Kim Hammonds, Group Chief Operating Officer of Deutsche Bank, donned virtual reality goggles on Friday as she opened a new data lab in Dublin. The lab aims to bring information to life for staff so that they can use it to enhance the Bank’s products, services and processes.
The goggles displayed client analytics in three dimensions, enabling Hammonds to spot connections between different sets of data and see the effects of applying different filters to the data at a glance.
Ray Richardson, Head of Research & Development in Dublin, said that the goggles encouraged users to ask questions that might not otherwise occur to them and to work in a new way, unconstrained by a keyboard or monitor.
The lab, in Dublin, Ireland, uses cutting-edge technology to scan vast quantities of information for patterns and insights and present them in a user-friendly visual format. It has been specially designed to help staff interact with data, with floor-to-ceiling whiteboards for capturing ideas, banks of video screens for displaying information and break-out spaces for collaboration.
Hammonds watched as images appeared on video screens showing the flow of information between the Bank, the links between different legal entities with whom the Bank does business and even between various Group audit points.
The databases will also be accessible by colleagues in the business divisions, who will be able to contribute and update data as appropriate.
Hammonds said that she would encourage other Management Board members to visit the site following a visit from Chief Executive John Cryan last week, saying: “You need to tell the company what you are doing so everyone understands the capability here.”
Elaborating on this later at a town hall, she said: “The whole day I have been thinking that there are so many applications of what is happening here that we can apply across the Bank. Think of everything you do and how it could be reused at scale. If we could get this scaled across the firm, we can win at a much higher speed.”

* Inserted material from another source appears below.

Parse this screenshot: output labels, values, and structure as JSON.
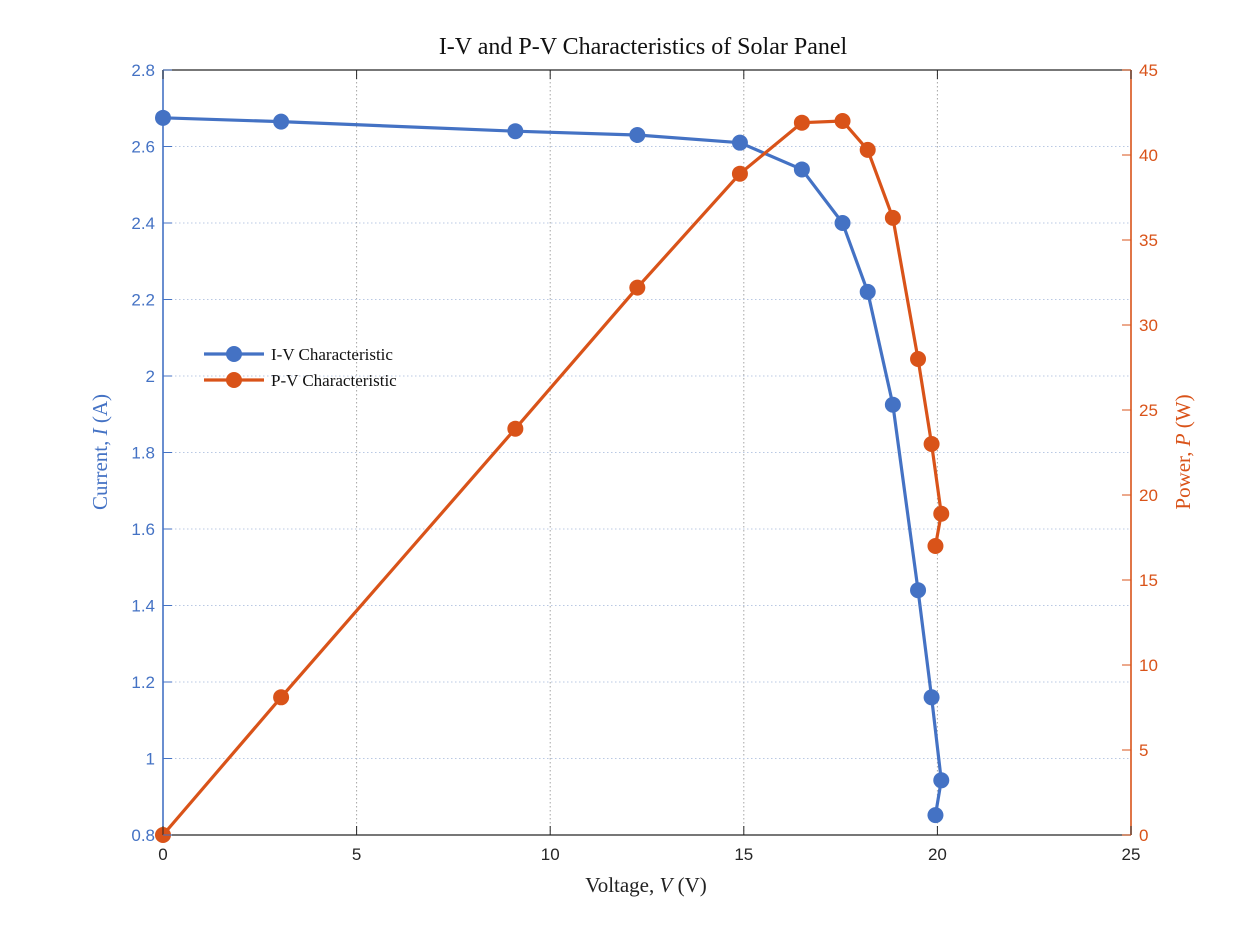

Hammonds said that she was focused on driving efficiency across the firm while reducing the complexity of systems, processes, technology and the customer base.
While modernising and simplifying the Bank’s technology remained a high priority, she said she was also exploring how technology could generate revenue: “The goal is not just technology cleanup but using technology to drive a revenue stream for the company. There is a lot of opportunity in that space.”
The lab, known as The Hive, will create 40 new roles in Dublin for data science, visualisation, analytics and technology specialists.